Status: Operational maintain by the United States Coast Guard and the National Park Service

Location: North of Cape Hatteras Point, Outer Banks

Lens: 1870 First order Fresnel

Notes: Congress, in 1794, authorized the construction of a permanent lighthouse at Cape Hatteras. It took almost ten years before a "light was raised" in October, 1803. Built in sandstone, 90 feet high, the tower was a start, but only a start in providing the protection needed in those hazardous waters. A major problem through years was illumination; the the small lamp fueled by sperm whale oil did not penetrate the darkness beyond the shoals. Storms shattered the windows and broke the lamps, putting the lights out for days at a time.

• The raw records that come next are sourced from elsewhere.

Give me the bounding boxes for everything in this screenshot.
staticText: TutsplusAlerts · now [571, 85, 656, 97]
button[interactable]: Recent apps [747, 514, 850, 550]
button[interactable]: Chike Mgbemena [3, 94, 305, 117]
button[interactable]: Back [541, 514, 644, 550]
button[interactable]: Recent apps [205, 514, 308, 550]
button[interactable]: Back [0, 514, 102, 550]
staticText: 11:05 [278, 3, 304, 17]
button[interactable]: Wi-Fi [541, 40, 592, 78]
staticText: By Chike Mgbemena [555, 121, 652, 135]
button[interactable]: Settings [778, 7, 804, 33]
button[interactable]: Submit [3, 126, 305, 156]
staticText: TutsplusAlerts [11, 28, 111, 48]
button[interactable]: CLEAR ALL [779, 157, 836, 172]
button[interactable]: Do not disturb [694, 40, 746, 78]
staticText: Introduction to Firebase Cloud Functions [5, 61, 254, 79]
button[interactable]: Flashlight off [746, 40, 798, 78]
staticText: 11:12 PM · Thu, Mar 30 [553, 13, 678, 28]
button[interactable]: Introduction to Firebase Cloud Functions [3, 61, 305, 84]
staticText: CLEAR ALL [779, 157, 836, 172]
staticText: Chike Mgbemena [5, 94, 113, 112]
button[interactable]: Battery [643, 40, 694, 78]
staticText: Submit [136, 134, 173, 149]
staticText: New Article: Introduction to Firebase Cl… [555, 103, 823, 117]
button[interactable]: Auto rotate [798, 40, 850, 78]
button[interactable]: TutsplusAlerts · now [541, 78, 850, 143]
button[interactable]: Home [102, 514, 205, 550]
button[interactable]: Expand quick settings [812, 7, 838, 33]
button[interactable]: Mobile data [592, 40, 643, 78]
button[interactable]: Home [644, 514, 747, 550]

In 1837, the Captain of a coasting vessel reported that "...as usual no light is to be seen from the lighthouse". In 1851, Lieutenant H.K. Davenport, skipper of the mail steamer, Cherokee, complained "Cape Hatteras Light, upon the most dangerous point on our whole coast, is a very poor concern."
Creation of the Lighthouse Board in 1852 made a decided improvement in the conduct of all United States lighthouse operations. Composed of men familiar with the problems involved, the board answered directly to the Secretary of the Treasury and soon acted to correct the deficiencies at Cape Hatteras. Among the first corrections was to raise the tower to more than 150 feet and to install a new lighting device, a first order fresnel lens. Developed in France by Augustine Fresnel, the lens utilized prime and magnifying glasses to intensify a small oil wick flame into a powerful beacon of many thousands candlepower. The improvements made the Cape Hatteras light one of the most dependable on the coast.

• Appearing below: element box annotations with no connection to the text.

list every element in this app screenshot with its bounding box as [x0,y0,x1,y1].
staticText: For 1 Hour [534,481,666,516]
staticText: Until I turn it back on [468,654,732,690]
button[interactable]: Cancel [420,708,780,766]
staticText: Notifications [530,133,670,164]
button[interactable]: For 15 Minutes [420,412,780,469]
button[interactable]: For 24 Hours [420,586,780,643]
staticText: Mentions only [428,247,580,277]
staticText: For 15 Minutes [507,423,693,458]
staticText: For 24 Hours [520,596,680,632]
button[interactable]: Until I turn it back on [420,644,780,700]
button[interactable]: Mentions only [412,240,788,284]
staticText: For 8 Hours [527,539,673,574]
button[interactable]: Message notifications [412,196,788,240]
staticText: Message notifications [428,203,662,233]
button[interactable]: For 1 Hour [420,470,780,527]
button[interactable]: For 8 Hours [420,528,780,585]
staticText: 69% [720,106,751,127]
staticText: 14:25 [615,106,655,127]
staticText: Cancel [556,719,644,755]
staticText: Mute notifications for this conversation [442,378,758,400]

Cape Hatteras light burned steadily for seven short years before the fighting of the Civil War extinguished it again. Confederate forces wanted the lighthouse destroyed to deprive Federal vessels of the beacon. In a series of battles in 1861, Union forces managed to save the tower but retreating Confederated took the fresnel lens with them. Although the light shone again in 1862, the tower had been damaged and the Lighthouse Board recommended extensive repairs. Studies showed that it would be less costly to build a new tower than to repair the old one and the 1867 Congress appropriated $75,000 to reconstruct the Cape Hatteras Lighthouse. Because of erosion danger, it was built 600 feet north of the original tower.
 new Fresnel lens and oil lamp were installed and a light flashed >from the new tower on December 16,1870. The old tower, no longer useful and in danger of falling, was blown up and totally destroyed. The final "touch" for the new structure was the distinctive black and white striping ordered by the Lighthouse Board in 1873 to make the tower " a better day mark on this low, sandy coast." 
Cape Hatteras light does a short flash every 7.5 seconds.  The cape is actually a bend in Hatteras Island, one of the long thin barrier islands that make up the Outer Banks. The first lighthouse at the cape was built in 1803; it was replaced by the current Cape Hatteras Lighthouse in 1870, which at 198.48 feet from the ground to the tip of its lightning rod is the tallest lighthouse in the United States and the tallest brick lighthouse in the world.
In 1999, as the receding shoreline had come dangerously close to Cape Hatteras Lighthouse, the 4830-ton lighthouse was lifted and moved inland a distance of 2900 feet. Its distance from the seashore is now 1500 feet, about the same as when it was originally built.